Esta atracción se ejerce a pesar de los defectos de la película, bien visibles como era de esperar en una obra primeriza y que, por ello mismo, no acaba de estar lo bastante bien pulida y ensamblada. Sin embargo, la energía y el ímpetu que la cruzan de principio a fin bastan para equilibrar esas carencias. Y no sólo ese entusiasmo juvenil, sino en especial su condición de película sedimentaria, producto de la acumulación de elementos dispares y contradictorios, que en principio no estaban destinados a convivir. Porque la pelicula es, simultáneamente, reescritura de un cuento famoso de Andersen, el de la sirenita que muchos sólo conocen por su deformación disneyana; relato de terror en que dos sirenas deciden convertirse en estrellas de un local de alterne polaco, devorando de vez en cuando a algunos de sus clientes; y por último, musical desaforado, casi opera dadas sus proporciones, donde se mezclan pop, rock y punk, pero donde ninguna de estas interjecciones e interrupciones musicales suena a falsa, impropia o inoportuna.
Un logro que se consigue evitando los peligros y carencias de esos tres géneros, tanto la tendencia al festival de sangre de las películas de terror contemporáneas, como la cursilería y sensiblería del musical y de la adaptación del cuento tradicional. En Córki dancingu, por el contrario, Smoczyńska sabe remontarse a los origenes, tanto a la intención religiosa/ritual del teatro como a los miedos atávicos que anidan tras el mito, la leyenda y el cuento. Sus sirenas son así, al mismo tiempo, atractivas y temibles, pintadas y provistas de los rasgos asesinos y devoradores de las ondinas medievales y las sirenas homéricas. Monstruos cuya permanencia en la cultura humana es interpretable, casi de igual manera, como miedo del hombre ante la subversión de su papel dominante, lo que lleva distorsionar a la mujer dotándola de rasgos bestiales; o celebración de esa misma subversión que lleva a la victoria contra el sexo opresor, tal y como ha sido corriente representarlo en los últimos tiempos, caso de la película de Smoczyńsk.
Sus números musicales, además, suelen acabar en celebraciones multitudinarias, rituales públicos donde sus participantes entran en trance, y que por tanto son cercanos a la experiencia religiosa, en un proceso de translación en que la discoteca, y el concierto, han venido a substituir a la iglesia.

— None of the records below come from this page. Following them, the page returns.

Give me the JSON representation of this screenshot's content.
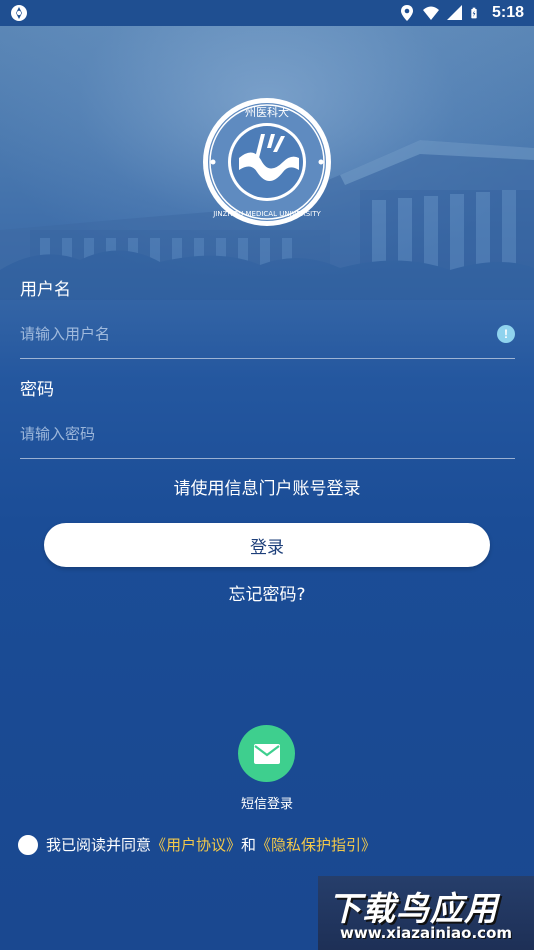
{
  "status_bar": {
    "time": "5:18",
    "icons": [
      "app-notification-icon",
      "location-icon",
      "wifi-icon",
      "signal-icon",
      "battery-icon"
    ]
  },
  "logo": {
    "name": "university-emblem",
    "text": "JINZHOU MEDICAL UNIVERSITY"
  },
  "form": {
    "username_label": "用户名",
    "username_placeholder": "请输入用户名",
    "username_value": "",
    "password_label": "密码",
    "password_placeholder": "请输入密码",
    "password_value": "",
    "hint": "请使用信息门户账号登录",
    "login_button": "登录",
    "forgot_link": "忘记密码?"
  },
  "sms_login": {
    "label": "短信登录",
    "icon": "mail-icon",
    "color": "#3ecf8e"
  },
  "agreement": {
    "prefix": "我已阅读并同意",
    "user_agreement": "《用户协议》",
    "and": "和",
    "privacy": "《隐私保护指引》",
    "checked": false,
    "link_color": "#f2c84b"
  },
  "watermark": {
    "title": "下载鸟应用",
    "url": "www.xiazainiao.com"
  },
  "colors": {
    "background": "#1d4f9a",
    "button_bg": "#ffffff",
    "button_text": "#1d3f7a"
  }
}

Y todos ellos, números músicales de índole casi extática, resurgimiento del mito purificado de tantas y tantas concrecciones culturales, acumulándose y reforzándose para producir una experiencia irreal, onírica, alucinatoria, donde lo imposible y lo imprevisible pueden ocurrir en cualquier momento.
Como en los auténticos mitos y leyendas.